É eliminado o sistema químico negativo-positivo, que é a base da fotografia e de sua reprodutibilidade, em prol de um sistema digital onde o arquivo-imagem, produto de algoritmos e de cálculos, acessível por meio de um computador e de um programa específico, não tem mais ligações com a realidade material. De um sistema ao outro, o mundo das imagens capotou. (Roui​llé, 2009)

Em geral, tais imagens digitais são tratadas na literatura como imagens sintéticas. Vilém Flusser (2017) as denomina ​imagens técnicas​, uma vez que o caráter tecnológico não diz respeito apenas ao dispositivo envolvido, mas à própria natureza imagética que altera o curso das transformações sociais em sua interação com as imagens. "Trata-se de uma revolução cultural e não apenas de uma nova técnica."

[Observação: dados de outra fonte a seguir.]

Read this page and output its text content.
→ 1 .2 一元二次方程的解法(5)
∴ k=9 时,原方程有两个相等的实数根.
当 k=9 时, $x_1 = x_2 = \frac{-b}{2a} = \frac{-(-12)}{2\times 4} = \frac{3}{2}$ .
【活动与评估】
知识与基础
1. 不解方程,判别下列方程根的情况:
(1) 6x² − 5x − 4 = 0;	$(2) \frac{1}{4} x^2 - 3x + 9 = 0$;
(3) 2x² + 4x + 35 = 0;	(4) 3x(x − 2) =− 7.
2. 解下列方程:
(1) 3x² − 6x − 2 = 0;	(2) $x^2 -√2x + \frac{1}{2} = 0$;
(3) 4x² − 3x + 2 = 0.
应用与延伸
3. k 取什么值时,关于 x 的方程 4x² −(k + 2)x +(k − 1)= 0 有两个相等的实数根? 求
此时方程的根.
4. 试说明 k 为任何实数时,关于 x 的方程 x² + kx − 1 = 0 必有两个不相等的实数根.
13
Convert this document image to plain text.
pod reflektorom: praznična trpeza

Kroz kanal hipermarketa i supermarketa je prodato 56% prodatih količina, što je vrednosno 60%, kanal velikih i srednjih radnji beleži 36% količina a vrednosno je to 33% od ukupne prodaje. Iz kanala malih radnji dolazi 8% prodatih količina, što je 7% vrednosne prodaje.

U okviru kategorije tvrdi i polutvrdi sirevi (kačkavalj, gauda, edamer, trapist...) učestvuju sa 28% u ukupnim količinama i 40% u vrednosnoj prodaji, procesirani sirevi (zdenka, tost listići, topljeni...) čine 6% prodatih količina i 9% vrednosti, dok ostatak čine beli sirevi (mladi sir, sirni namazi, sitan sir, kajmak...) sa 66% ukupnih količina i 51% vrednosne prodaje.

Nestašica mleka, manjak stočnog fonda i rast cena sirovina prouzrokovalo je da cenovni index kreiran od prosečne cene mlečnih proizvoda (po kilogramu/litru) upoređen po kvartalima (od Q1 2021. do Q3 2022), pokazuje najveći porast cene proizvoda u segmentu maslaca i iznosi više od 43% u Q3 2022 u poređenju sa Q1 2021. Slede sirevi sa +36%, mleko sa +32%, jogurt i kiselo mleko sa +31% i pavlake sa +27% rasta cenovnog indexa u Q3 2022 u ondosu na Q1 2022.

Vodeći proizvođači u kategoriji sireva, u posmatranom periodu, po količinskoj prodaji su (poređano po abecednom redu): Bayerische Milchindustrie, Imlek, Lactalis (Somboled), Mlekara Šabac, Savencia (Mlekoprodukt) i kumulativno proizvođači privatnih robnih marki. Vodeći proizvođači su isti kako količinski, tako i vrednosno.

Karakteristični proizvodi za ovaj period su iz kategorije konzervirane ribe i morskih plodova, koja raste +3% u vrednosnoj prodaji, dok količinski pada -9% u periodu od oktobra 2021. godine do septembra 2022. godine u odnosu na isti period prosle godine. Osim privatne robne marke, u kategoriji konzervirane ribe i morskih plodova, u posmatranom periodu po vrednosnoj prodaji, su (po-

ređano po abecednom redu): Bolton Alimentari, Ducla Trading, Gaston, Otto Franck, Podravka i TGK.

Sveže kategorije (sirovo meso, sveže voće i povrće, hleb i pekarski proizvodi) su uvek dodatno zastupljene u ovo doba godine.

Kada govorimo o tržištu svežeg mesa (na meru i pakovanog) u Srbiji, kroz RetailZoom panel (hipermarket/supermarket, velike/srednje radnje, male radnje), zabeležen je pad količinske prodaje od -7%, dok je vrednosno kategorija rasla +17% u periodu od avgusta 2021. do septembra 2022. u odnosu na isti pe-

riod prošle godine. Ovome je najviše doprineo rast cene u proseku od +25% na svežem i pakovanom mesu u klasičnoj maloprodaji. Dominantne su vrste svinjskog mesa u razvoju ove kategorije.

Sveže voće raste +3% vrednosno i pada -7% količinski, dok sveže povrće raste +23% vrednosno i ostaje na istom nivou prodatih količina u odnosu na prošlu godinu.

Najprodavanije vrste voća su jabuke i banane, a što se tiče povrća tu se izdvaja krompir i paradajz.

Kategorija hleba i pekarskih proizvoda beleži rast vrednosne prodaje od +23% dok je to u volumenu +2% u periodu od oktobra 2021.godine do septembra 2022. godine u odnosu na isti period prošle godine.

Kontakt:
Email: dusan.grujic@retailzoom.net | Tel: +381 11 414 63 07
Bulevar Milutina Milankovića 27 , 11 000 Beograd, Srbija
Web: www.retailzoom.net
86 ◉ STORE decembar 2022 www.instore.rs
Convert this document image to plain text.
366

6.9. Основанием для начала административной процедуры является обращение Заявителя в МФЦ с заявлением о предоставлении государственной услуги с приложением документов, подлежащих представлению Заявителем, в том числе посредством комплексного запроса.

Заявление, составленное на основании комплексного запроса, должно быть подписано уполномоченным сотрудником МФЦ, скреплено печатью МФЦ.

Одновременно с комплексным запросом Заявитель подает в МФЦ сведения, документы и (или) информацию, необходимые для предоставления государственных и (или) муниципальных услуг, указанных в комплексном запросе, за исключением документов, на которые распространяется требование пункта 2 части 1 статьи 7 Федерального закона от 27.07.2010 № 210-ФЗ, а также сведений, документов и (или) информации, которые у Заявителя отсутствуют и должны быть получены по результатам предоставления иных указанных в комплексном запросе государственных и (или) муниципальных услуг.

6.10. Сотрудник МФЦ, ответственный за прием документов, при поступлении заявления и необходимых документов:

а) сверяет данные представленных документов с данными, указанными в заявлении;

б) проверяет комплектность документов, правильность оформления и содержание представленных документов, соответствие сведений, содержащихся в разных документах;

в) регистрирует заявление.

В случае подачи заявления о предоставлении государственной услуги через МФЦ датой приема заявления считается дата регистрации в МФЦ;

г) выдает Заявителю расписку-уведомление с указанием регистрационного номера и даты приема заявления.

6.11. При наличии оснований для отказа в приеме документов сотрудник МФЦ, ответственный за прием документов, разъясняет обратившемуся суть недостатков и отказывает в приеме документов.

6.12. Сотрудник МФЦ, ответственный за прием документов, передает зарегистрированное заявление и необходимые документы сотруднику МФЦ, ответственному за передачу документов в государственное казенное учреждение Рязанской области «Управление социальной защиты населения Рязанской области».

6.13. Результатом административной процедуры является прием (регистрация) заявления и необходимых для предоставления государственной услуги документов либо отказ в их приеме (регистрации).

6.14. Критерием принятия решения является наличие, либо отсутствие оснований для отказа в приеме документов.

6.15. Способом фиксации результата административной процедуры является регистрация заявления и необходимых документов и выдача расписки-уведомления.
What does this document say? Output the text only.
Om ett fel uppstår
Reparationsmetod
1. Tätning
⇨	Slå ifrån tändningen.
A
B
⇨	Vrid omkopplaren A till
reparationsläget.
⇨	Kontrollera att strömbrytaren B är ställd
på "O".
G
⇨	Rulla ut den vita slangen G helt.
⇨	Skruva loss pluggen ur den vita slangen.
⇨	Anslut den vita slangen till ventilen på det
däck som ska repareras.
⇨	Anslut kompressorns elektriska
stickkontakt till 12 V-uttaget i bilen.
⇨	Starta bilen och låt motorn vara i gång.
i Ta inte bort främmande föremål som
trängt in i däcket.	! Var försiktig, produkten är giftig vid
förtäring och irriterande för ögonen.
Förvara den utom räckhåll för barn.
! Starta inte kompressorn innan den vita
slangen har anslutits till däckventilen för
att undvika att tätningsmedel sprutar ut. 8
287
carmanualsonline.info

Flusser (2017) trata como "imagens da imaginação" a fatura representacional resultante do processo de criação de objetos, corpos, marcados imageticamente. Para ele, o modo mais atual de uso do recurso imaginativo humano, que se associa inexoravelmente ao digital, em nada se assemelha ao gênero de imaginação primeiro que nos acompanha desde os registros imagéticos pré-históricos.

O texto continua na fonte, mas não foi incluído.